Robiąc zdjęcia z fleszem i automatycznym ustawianiem ostrości, dość mocno wyeksploatowałam baterię aparatu. Pozostała mi jedna kreska, nie wzięłam ze sobą zapasowej... Martwiłam się, że aparat mi zdechnie w najlepszym odcinku Doliny Kluczwody. Wiedziałam też już, że raczej odpuszczę sobie Jaskinię Wierzchowską - szkoda by było znaleźć się w takim miejscu i nie móc porobić zdjęć. Skierowałam się jednak w jej stronę, bo już byłam naprawdę niedaleko. Wreszcie dotarłam pod ogrodzony ze wszystkich stron teren przylegający bezpośrednio do wejścia jaskini. Była otwarta, mogłam nabyć w kasie (prócz pamiątek) bilet ulgowy za 12zł (14 normalny), i dopłacić jeszcze 2zł za zdjęcia. I poczekać pół godziny, gdyż wejścia odbywały się w godzinach pełnych. Ponieważ jednak drobne nie ciążyły mi w kieszeni, a dodatkowo pomyślałam, że przyjdziemy tu niedługo z R. w ramach atrakcji imieninowej, zawróciłam we właściwą stronę doliny.

Dolina Kluczwody

Okazała się ona mało widokowa, jeśli chodzi o krajobrazy usiane skałkami - właściwie głównie szło się dnem zalesionego na zboczach wąwozu, ścieżką rozjeżdżoną przez rowery, wiodącą oczywiście wzdłuż potoku Kluczwoda. Dnem doliny wiodła niegdyś granica pomiędzy zaborem austriackim i rosyjskim, o czym informowała ustawiona u wejścia do doliny tablica informacyjna. Miałam nieszczęście jeszcze w okolicy Jaskini Wierzchowskiej napatoczyć się na matkę z nastoletnią córką, które to podążały w tym samym kierunku co ja, i podobnym tempie - przez co raz one mnie wymijały, raz ja je. Trochę mi to zaburzało oddanie się luźnym rozmyślaniom; grzechoczące sucharki już wcześniej uspokoiłam, wtykając do pudełka zawiniątko z chusteczki i woreczka foliowego. Podsumowując jednak, szło mi się całkiem przyjemnie - może też dlatego, że w sklepiku na rozdrożu zdążyłam wcześniej kupić kawałek sernika z brzoskwiniami :)

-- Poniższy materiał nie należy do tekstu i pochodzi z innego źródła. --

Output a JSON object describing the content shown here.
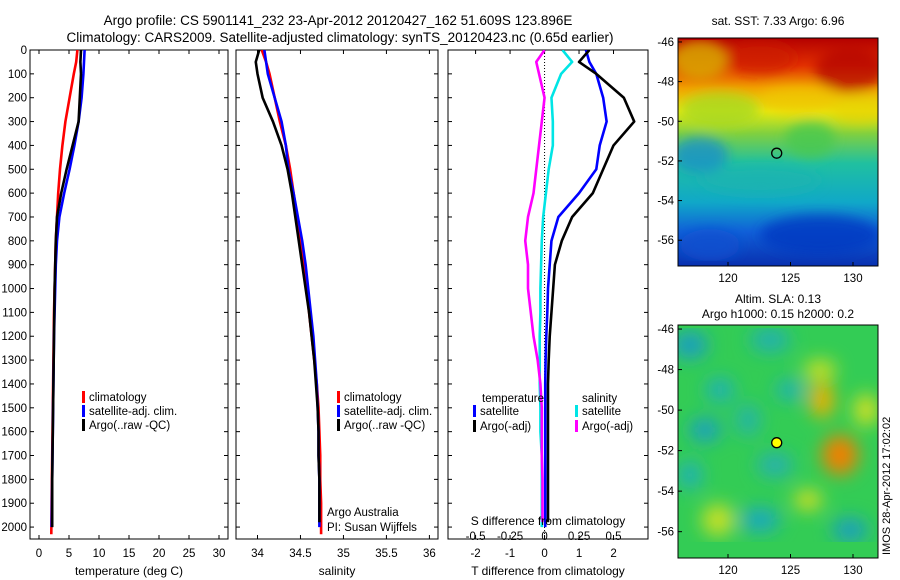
{
  "header": {
    "line1": "Argo profile: CS 5901141_232 23-Apr-2012 20120427_162 51.609S 123.896E",
    "line2": "Climatology: CARS2009. Satellite-adjusted climatology: synTS_20120423.nc (0.65d earlier)"
  },
  "chart_data": [
    {
      "type": "line",
      "panel": "temperature",
      "xlabel": "temperature (deg C)",
      "xlim": [
        -1.5,
        31.5
      ],
      "xticks": [
        0,
        5,
        10,
        15,
        20,
        25,
        30
      ],
      "ylim": [
        0,
        2050
      ],
      "yticks": [
        0,
        100,
        200,
        300,
        400,
        500,
        600,
        700,
        800,
        900,
        1000,
        1100,
        1200,
        1300,
        1400,
        1500,
        1600,
        1700,
        1800,
        1900,
        2000
      ],
      "legend": {
        "position": "lower-center",
        "entries": [
          "climatology",
          "satellite-adj. clim.",
          "Argo(..raw -QC)"
        ]
      },
      "series": [
        {
          "name": "climatology",
          "color": "#ff0000",
          "x": [
            6.4,
            6.2,
            5.8,
            5.1,
            4.4,
            3.9,
            3.5,
            3.2,
            3.0,
            2.8,
            2.7,
            2.6,
            2.5,
            2.45,
            2.4,
            2.35,
            2.3,
            2.25,
            2.2,
            2.15,
            2.1,
            2.05
          ],
          "y": [
            0,
            50,
            100,
            200,
            300,
            400,
            500,
            600,
            700,
            800,
            900,
            1000,
            1100,
            1200,
            1300,
            1400,
            1500,
            1600,
            1700,
            1800,
            1900,
            2030
          ]
        },
        {
          "name": "satellite-adj. clim.",
          "color": "#0000ff",
          "x": [
            7.6,
            7.5,
            7.4,
            7.1,
            6.6,
            5.9,
            5.1,
            4.2,
            3.4,
            3.0,
            2.8,
            2.7,
            2.6,
            2.5,
            2.45,
            2.4,
            2.35,
            2.3,
            2.25,
            2.2,
            2.15,
            2.1
          ],
          "y": [
            0,
            50,
            100,
            200,
            300,
            400,
            500,
            600,
            700,
            800,
            900,
            1000,
            1100,
            1200,
            1300,
            1400,
            1500,
            1600,
            1700,
            1800,
            1900,
            2000
          ]
        },
        {
          "name": "Argo(..raw -QC)",
          "color": "#000000",
          "x": [
            7.0,
            6.9,
            7.0,
            6.8,
            6.6,
            5.6,
            4.6,
            3.7,
            3.0,
            2.8,
            2.7,
            2.6,
            2.55,
            2.5,
            2.45,
            2.4,
            2.35,
            2.3,
            2.25,
            2.2,
            2.2
          ],
          "y": [
            0,
            50,
            100,
            200,
            300,
            400,
            500,
            600,
            700,
            800,
            900,
            1000,
            1100,
            1200,
            1300,
            1400,
            1500,
            1600,
            1700,
            1800,
            2000
          ]
        }
      ]
    },
    {
      "type": "line",
      "panel": "salinity",
      "xlabel": "salinity",
      "xlim": [
        33.75,
        36.1
      ],
      "xticks": [
        34,
        34.5,
        35,
        35.5,
        36
      ],
      "ylim": [
        0,
        2050
      ],
      "legend": {
        "position": "lower-center",
        "entries": [
          "climatology",
          "satellite-adj. clim.",
          "Argo(..raw -QC)"
        ]
      },
      "annotation": [
        "Argo Australia",
        "PI: Susan Wijffels"
      ],
      "series": [
        {
          "name": "climatology",
          "color": "#ff0000",
          "x": [
            34.05,
            34.1,
            34.14,
            34.2,
            34.26,
            34.33,
            34.38,
            34.42,
            34.46,
            34.5,
            34.54,
            34.57,
            34.6,
            34.63,
            34.66,
            34.69,
            34.71,
            34.72,
            34.73,
            34.73,
            34.74,
            34.74
          ],
          "y": [
            0,
            50,
            100,
            200,
            300,
            400,
            500,
            600,
            700,
            800,
            900,
            1000,
            1100,
            1200,
            1300,
            1400,
            1500,
            1600,
            1700,
            1800,
            1900,
            2030
          ]
        },
        {
          "name": "satellite-adj. clim.",
          "color": "#0000ff",
          "x": [
            34.08,
            34.1,
            34.12,
            34.2,
            34.28,
            34.33,
            34.36,
            34.42,
            34.47,
            34.52,
            34.56,
            34.59,
            34.62,
            34.65,
            34.67,
            34.69,
            34.7,
            34.71,
            34.71,
            34.72,
            34.72,
            34.72
          ],
          "y": [
            0,
            50,
            100,
            200,
            300,
            400,
            500,
            600,
            700,
            800,
            900,
            1000,
            1100,
            1200,
            1300,
            1400,
            1500,
            1600,
            1700,
            1800,
            1900,
            2000
          ]
        },
        {
          "name": "Argo(..raw -QC)",
          "color": "#000000",
          "x": [
            34.02,
            33.98,
            34.0,
            34.06,
            34.18,
            34.28,
            34.35,
            34.4,
            34.44,
            34.48,
            34.52,
            34.56,
            34.6,
            34.63,
            34.66,
            34.68,
            34.7,
            34.71,
            34.71,
            34.72,
            34.72
          ],
          "y": [
            0,
            50,
            100,
            200,
            300,
            400,
            500,
            600,
            700,
            800,
            900,
            1000,
            1100,
            1200,
            1300,
            1400,
            1500,
            1600,
            1700,
            1800,
            1980
          ]
        }
      ]
    },
    {
      "type": "line",
      "panel": "differences",
      "xlabel": "T difference from climatology",
      "xlim": [
        -2.8,
        3.0
      ],
      "xticks": [
        -2,
        -1,
        0,
        1,
        2
      ],
      "top_axis": {
        "label": "S difference from climatology",
        "ticks": [
          "-0.5",
          "-0.25",
          "0",
          "0.25",
          "0.5"
        ],
        "values": [
          -0.5,
          -0.25,
          0,
          0.25,
          0.5
        ]
      },
      "ylim": [
        0,
        2050
      ],
      "legend": {
        "position": "lower-center",
        "headers": [
          "temperature",
          "salinity"
        ],
        "entries": [
          "satellite",
          "Argo(-adj)",
          "satellite",
          "Argo(-adj)"
        ]
      },
      "series": [
        {
          "name": "temperature satellite",
          "color": "#0000ff",
          "x": [
            1.2,
            1.3,
            1.5,
            1.7,
            1.8,
            1.6,
            1.5,
            1.0,
            0.4,
            0.2,
            0.15,
            0.1,
            0.08,
            0.05,
            0.03,
            0.02,
            0.02,
            0.02,
            0.02,
            0.02,
            0.02,
            0.02
          ],
          "y": [
            0,
            50,
            100,
            200,
            300,
            400,
            500,
            600,
            700,
            800,
            900,
            1000,
            1100,
            1200,
            1300,
            1400,
            1500,
            1600,
            1700,
            1800,
            1900,
            2000
          ]
        },
        {
          "name": "temperature Argo(-adj)",
          "color": "#000000",
          "x": [
            1.3,
            1.0,
            1.5,
            2.3,
            2.6,
            2.0,
            1.7,
            1.4,
            0.8,
            0.5,
            0.3,
            0.25,
            0.2,
            0.15,
            0.12,
            0.1,
            0.1,
            0.1,
            0.1,
            0.1,
            0.1
          ],
          "y": [
            0,
            50,
            100,
            200,
            300,
            400,
            500,
            600,
            700,
            800,
            900,
            1000,
            1100,
            1200,
            1300,
            1400,
            1500,
            1600,
            1700,
            1800,
            1980
          ]
        },
        {
          "name": "salinity satellite",
          "color": "#00e5e5",
          "x": [
            0.13,
            0.2,
            0.12,
            0.05,
            0.06,
            0.06,
            0.03,
            0.01,
            -0.01,
            -0.02,
            -0.025,
            -0.03,
            -0.03,
            -0.035,
            -0.035,
            -0.035,
            -0.03,
            -0.03,
            -0.02,
            -0.02,
            -0.02,
            -0.02
          ],
          "y": [
            0,
            50,
            100,
            200,
            300,
            400,
            500,
            600,
            700,
            800,
            900,
            1000,
            1100,
            1200,
            1300,
            1400,
            1500,
            1600,
            1700,
            1800,
            1900,
            2000
          ]
        },
        {
          "name": "salinity Argo(-adj)",
          "color": "#ff00ff",
          "x": [
            0.0,
            -0.06,
            -0.04,
            0.0,
            -0.02,
            -0.04,
            -0.06,
            -0.08,
            -0.12,
            -0.14,
            -0.12,
            -0.12,
            -0.1,
            -0.08,
            -0.05,
            -0.03,
            -0.02,
            -0.02,
            -0.02,
            -0.015,
            -0.015
          ],
          "y": [
            0,
            50,
            100,
            200,
            300,
            400,
            500,
            600,
            700,
            800,
            900,
            1000,
            1100,
            1200,
            1300,
            1400,
            1500,
            1600,
            1700,
            1800,
            1980
          ]
        }
      ]
    },
    {
      "type": "heatmap",
      "panel": "sst-map",
      "title": "sat. SST: 7.33 Argo: 6.96",
      "xlim": [
        116,
        132
      ],
      "ylim": [
        -57.3,
        -45.8
      ],
      "xticks": [
        120,
        125,
        130
      ],
      "yticks": [
        -46,
        -48,
        -50,
        -52,
        -54,
        -56
      ],
      "marker": {
        "lon": 123.896,
        "lat": -51.609
      }
    },
    {
      "type": "heatmap",
      "panel": "sla-map",
      "title": [
        "Altim. SLA: 0.13",
        "Argo h1000: 0.15 h2000: 0.2"
      ],
      "xlim": [
        116,
        132
      ],
      "ylim": [
        -57.3,
        -45.8
      ],
      "xticks": [
        120,
        125,
        130
      ],
      "yticks": [
        -46,
        -48,
        -50,
        -52,
        -54,
        -56
      ],
      "marker": {
        "lon": 123.896,
        "lat": -51.609
      },
      "side_note": "IMOS 28-Apr-2012 17:02:02"
    }
  ]
}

W którymś momencie zarośla się przerzedziły i moim oczom ukazały się skałki. Na szczycie jednej stało towarzystwo militarne - ekipa chłopaków w spodniach moro mocowała u szczytu liny przewiązane do drzewa stojącego naprzeciw skały. Wyglądało na to, że montują coś w stylu zjazdu linowego. Wszystko to zresztą bardziej po "survivalowemu" niż wedle nowoczesnych technik - ot, jakieś sznury, liny, u stóp skały zaś namiot i rozpalone ognisko z wojskowymi menażkami dookoła. Korciło mnie, żeby się zatrzymać na chwilę i zamienić z nimi słowo, ale wszyscy byli bardzo zaangażowani w wiązanie lin i zajęci sobą, postanowiłam nie przeszkadzać i iść dalej.

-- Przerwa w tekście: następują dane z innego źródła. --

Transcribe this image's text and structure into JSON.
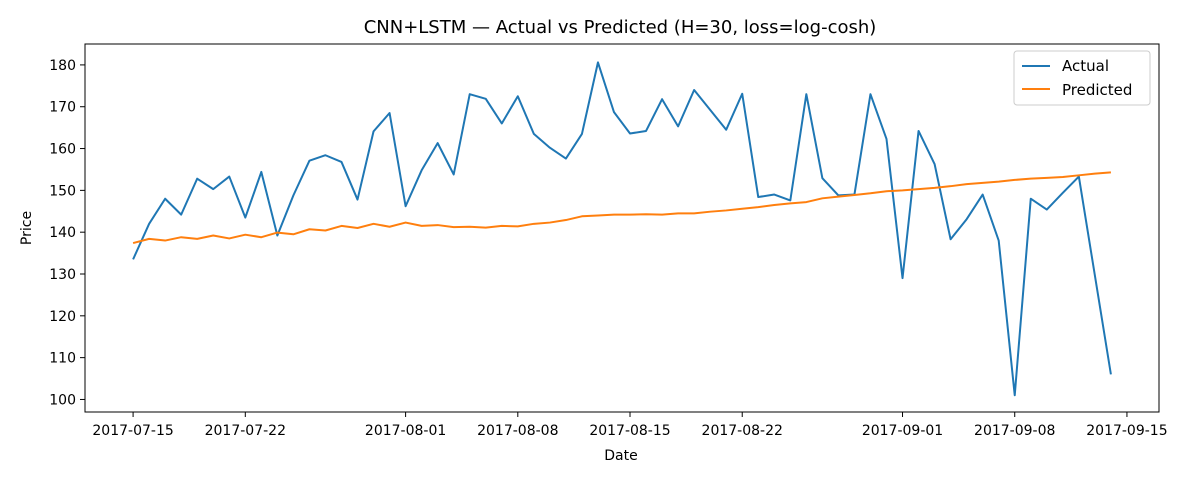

Minąwszy jedno jedyne gospodarstwo właścicieli pięknej kózki, zgubiwszy z roztargnienia szlak i skierowawszy się nie w tą stronę, co trzeba, w rytmie jakiegoś polskiego radiowego przeboju dochodzącego z małego, ukwieconego domku letniskowego, powróciłam do potoku. Idąc znów szlakiem kolejny raz tego dnia wpadłam w błogi relaks wywołany szemraniem wody. Dolina miała się niedługo skończyć, niewiele już mi pozostało spaceru tego dnia... Tak przynajmniej wtedy myślałam :)

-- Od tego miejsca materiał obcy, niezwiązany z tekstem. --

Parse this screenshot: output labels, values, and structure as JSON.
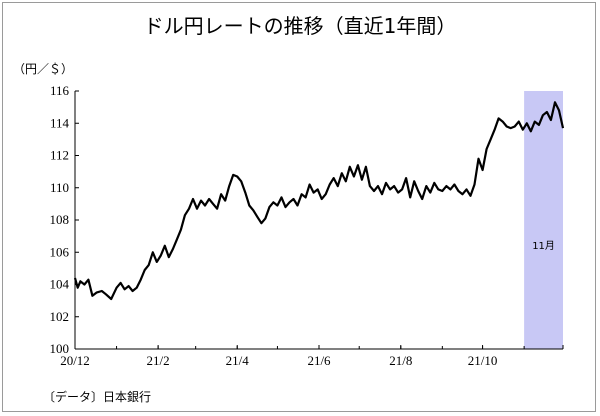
{
  "chart_data": {
    "type": "line",
    "title": "ドル円レートの推移（直近1年間）",
    "ylabel": "（円／＄）",
    "xlabel": "",
    "source": "〔データ〕日本銀行",
    "ylim": [
      100,
      116
    ],
    "yticks": [
      100,
      102,
      104,
      106,
      108,
      110,
      112,
      114,
      116
    ],
    "xlim": [
      "2020-12-01",
      "2021-11-30"
    ],
    "xticks": [
      {
        "label": "20/12",
        "date": "2020-12-01"
      },
      {
        "label": "21/2",
        "date": "2021-02-01"
      },
      {
        "label": "21/4",
        "date": "2021-04-01"
      },
      {
        "label": "21/6",
        "date": "2021-06-01"
      },
      {
        "label": "21/8",
        "date": "2021-08-01"
      },
      {
        "label": "21/10",
        "date": "2021-10-01"
      }
    ],
    "grid": false,
    "highlight": {
      "label": "11月",
      "start": "2021-11-01",
      "end": "2021-11-30",
      "color": "#c8c8f5"
    },
    "series": [
      {
        "color": "#000000",
        "x": [
          "2020-12-01",
          "2020-12-03",
          "2020-12-05",
          "2020-12-08",
          "2020-12-11",
          "2020-12-14",
          "2020-12-17",
          "2020-12-21",
          "2020-12-24",
          "2020-12-28",
          "2021-01-01",
          "2021-01-04",
          "2021-01-07",
          "2021-01-10",
          "2021-01-13",
          "2021-01-16",
          "2021-01-19",
          "2021-01-22",
          "2021-01-25",
          "2021-01-28",
          "2021-01-31",
          "2021-02-03",
          "2021-02-06",
          "2021-02-09",
          "2021-02-12",
          "2021-02-15",
          "2021-02-18",
          "2021-02-21",
          "2021-02-24",
          "2021-02-27",
          "2021-03-02",
          "2021-03-05",
          "2021-03-08",
          "2021-03-11",
          "2021-03-14",
          "2021-03-17",
          "2021-03-20",
          "2021-03-23",
          "2021-03-26",
          "2021-03-29",
          "2021-04-01",
          "2021-04-04",
          "2021-04-07",
          "2021-04-10",
          "2021-04-13",
          "2021-04-16",
          "2021-04-19",
          "2021-04-22",
          "2021-04-25",
          "2021-04-28",
          "2021-05-01",
          "2021-05-04",
          "2021-05-07",
          "2021-05-10",
          "2021-05-13",
          "2021-05-16",
          "2021-05-19",
          "2021-05-22",
          "2021-05-25",
          "2021-05-28",
          "2021-05-31",
          "2021-06-03",
          "2021-06-06",
          "2021-06-09",
          "2021-06-12",
          "2021-06-15",
          "2021-06-18",
          "2021-06-21",
          "2021-06-24",
          "2021-06-27",
          "2021-06-30",
          "2021-07-03",
          "2021-07-06",
          "2021-07-09",
          "2021-07-12",
          "2021-07-15",
          "2021-07-18",
          "2021-07-21",
          "2021-07-24",
          "2021-07-27",
          "2021-07-30",
          "2021-08-02",
          "2021-08-05",
          "2021-08-08",
          "2021-08-11",
          "2021-08-14",
          "2021-08-17",
          "2021-08-20",
          "2021-08-23",
          "2021-08-26",
          "2021-08-29",
          "2021-09-01",
          "2021-09-04",
          "2021-09-07",
          "2021-09-10",
          "2021-09-13",
          "2021-09-16",
          "2021-09-19",
          "2021-09-22",
          "2021-09-25",
          "2021-09-28",
          "2021-10-01",
          "2021-10-04",
          "2021-10-07",
          "2021-10-10",
          "2021-10-13",
          "2021-10-16",
          "2021-10-19",
          "2021-10-22",
          "2021-10-25",
          "2021-10-28",
          "2021-10-31",
          "2021-11-03",
          "2021-11-06",
          "2021-11-09",
          "2021-11-12",
          "2021-11-15",
          "2021-11-18",
          "2021-11-21",
          "2021-11-24",
          "2021-11-27",
          "2021-11-30"
        ],
        "values": [
          104.4,
          103.8,
          104.2,
          104.0,
          104.3,
          103.3,
          103.5,
          103.6,
          103.4,
          103.1,
          103.8,
          104.1,
          103.7,
          103.9,
          103.6,
          103.8,
          104.3,
          104.9,
          105.2,
          106.0,
          105.4,
          105.8,
          106.4,
          105.7,
          106.2,
          106.8,
          107.4,
          108.3,
          108.7,
          109.3,
          108.7,
          109.2,
          108.9,
          109.3,
          109.0,
          108.7,
          109.6,
          109.2,
          110.1,
          110.8,
          110.7,
          110.4,
          109.7,
          108.9,
          108.6,
          108.2,
          107.8,
          108.1,
          108.8,
          109.1,
          108.9,
          109.4,
          108.8,
          109.1,
          109.3,
          108.9,
          109.6,
          109.4,
          110.2,
          109.7,
          109.9,
          109.3,
          109.6,
          110.2,
          110.6,
          110.1,
          110.9,
          110.4,
          111.3,
          110.7,
          111.4,
          110.5,
          111.3,
          110.1,
          109.8,
          110.1,
          109.6,
          110.3,
          109.9,
          110.1,
          109.7,
          109.9,
          110.6,
          109.4,
          110.4,
          109.8,
          109.3,
          110.1,
          109.7,
          110.3,
          109.9,
          109.8,
          110.1,
          109.9,
          110.2,
          109.8,
          109.6,
          109.9,
          109.5,
          110.2,
          111.8,
          111.1,
          112.4,
          113.0,
          113.6,
          114.3,
          114.1,
          113.8,
          113.7,
          113.8,
          114.1,
          113.6,
          114.0,
          113.5,
          114.1,
          113.9,
          114.5,
          114.7,
          114.2,
          115.3,
          114.8,
          113.7
        ]
      }
    ]
  }
}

W pewnym momencie znów nie poszłam zgodnie ze szlakiem, który wiódł jakoś górą, trafiłam więc na ogrodzenie; potok w tym miejscu przepływał przez prywatne włości i pozostało mi iść wzdłuż siatki, w towarzystwie rozszczekanego, acz tchórzliwego psa. Miał on swoich towarzyszy za siatką, jakaś dziewczyna otworzyła z domu automatycznie bramę, by wszedł - usłyszawszy zawołanie nie ociągał się długo. Wyszłam tym sposobem na drogę - najpierw dojazdową, później normalny asfalt, przy którym pojawiały się coraz liczniej zabudowania. Przystanku autobusowego jednak w okolicy nie było, postanowiłam więc iść dalej... A w najbliższej miejscowości znowu dalej, bowiem autobus miał mi jechać za około godzinę. Zrobiłam tylko użytek z drobniaków (teraz zaczęły mi ciążyć ;)) i zakupiłam batona i chrupki, pytając przy okazji ekspedientkę o rozkład jazdy jednego autobusu, którego nie zauważyłam na przystanku. Kobieta w swej życzliwości zadzwoniła aż do córki a potem do męża, zamykając na ten czas kasę i kierując ludzi do koleżanki obok :) Nie dowiedziałam się jednak od niej niczego, podziękowałam kilkukrotnie, na przystanku zorientowałam się, że rozkład jednak wisi... No więc poszłam znów przed siebie, a potem dalej i dalej, bo mijając kolejne przystanki wciąż miałam za dużo czasu do autobusu. Tak doszłam do Modlniczki, gdzie usiadłam na ławeczce i doczekałam wreszcie spóźnionego autobusu. Koooniec :)


7 komentarzy:

  1. Okolica wyśmienita do wędrowania, teren bardzo urozmaicony, taki lubię najbardziej :)
    Polecam podczas w wędrówek dłuższe odpoczynki i wsłuchiwanie się w odgłosy natury :)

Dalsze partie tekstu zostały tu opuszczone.